4.7.4 より前のバージョンの OpenShift Container Platform を使用するクラスターでは、クラスターリソースは新しいプルシークレットに調整する必要があります。これにより、クラスターのユーザービリティーが一時的に制限される可能性があります。これは、プルシークレットを更新すると、Machine Config オペレーターがノードをドレインし、変更を適用して、ノードのコードを解除するために発生します。

これは、OpenShift Container Platform バージョン 4.7.4 以降を使用するクラスターには影響しません。プルシークレットを変更しても、ノードのドレインまたはリブートは発生しません。

前提条件

  • OpenShift Container Platform クラスター
  • OpenShift Cluster Manager のクラスターの所有者または組織管理者権限を持つ Red Hat ログイン
  • cluster-admin ロールを持つユーザーとしてクラスターにアクセスできる。クラスターロールについての詳細は、OpenShift Container Platform ドキュメントの 認証および認可 を参照してください。
  • クラスターの所有権の移譲が、過去 5 日間以内に OpenShift Cluster Manager で開始されている。

手順

  1. クラスターの所有権を引き継ぐユーザー (ターゲットアカウント) として、以下を実行します。

    1. OpenShift Cluster Manager にログインします。
    2. Downloads ページの Tokens セクションから、プルシークレットをダウンロードまたはコピーします。

      重要

      プルシークレットは共有しないでください。プルシークレットはパスワードのように扱う必要があります。
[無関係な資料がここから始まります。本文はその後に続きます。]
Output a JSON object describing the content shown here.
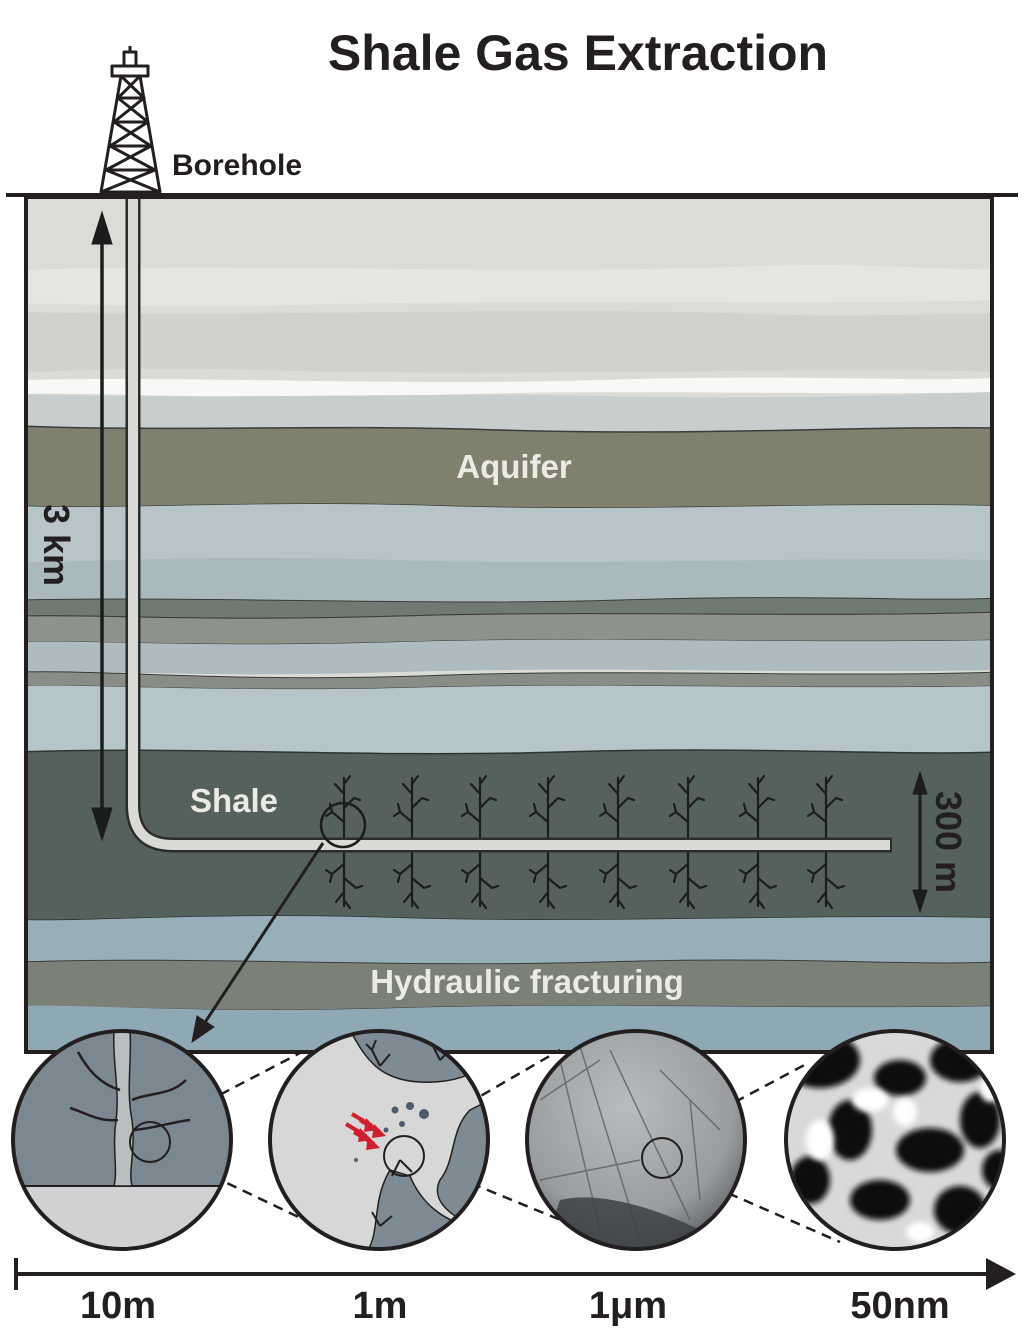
{
  "title": "Shale Gas Extraction",
  "labels": {
    "borehole": "Borehole",
    "depth": "3 km",
    "aquifer": "Aquifer",
    "shale": "Shale",
    "fracture_zone": "300 m",
    "hydraulic_fracturing": "Hydraulic fracturing"
  },
  "scale_bar": {
    "ticks": [
      "10m",
      "1m",
      "1μm",
      "50nm"
    ]
  },
  "colors": {
    "outline": "#231f20",
    "aquifer": "#80806f",
    "shale": "#55615d",
    "pipe": "#d9d9d6",
    "fracture_arrows": "#d01f2e"
  }
}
  2. OpenShift Cluster Manager からダウンロードしたプルシークレットを使用して、以下のコマンドを実行し、クラスターのプルシークレットを変更します。

    # oc set data secret/pull-secret -n openshift-config --from-file=.dockerconfigjson=pull-secret.txt

    シークレットがまだ作成されていない場合は、以下のコマンドを実行してシークレットを作成します。

    # oc create secret generic pull-secret -n openshift-config --type=kubernetes.io/dockerconfigjson --from-file=.dockerconfigjson=/path/to/downloaded/pull-secret

これにより、クラスターにある全ノードの更新が始まります。このとき、クラスターのサイズに応じて多少時間がかかる場合があります。

検証手順

クラスターの新しい所有者として OpenShift Cluster Manager にログインします。クラスターの Overview で以下の詳細を確認して、移譲が正常に行われたことを確認できます。

  • DetailsOwner が更新されました。
  • Cluster history には、移動の詳細が表示されます。

クラスターが別の組織に移譲されていた場合は、その組織にログインして更新を確認できます。クラスターはターゲットの Red Hat アカウントのクラスター一覧に表示されるようになり、以前の Red Hat アカウントのクラスター一覧から削除されます。

この移動は、OpenShift Cluster Manager が新規プルシークレットを使用してクラスターから Telemetry データを受け取ると完了します。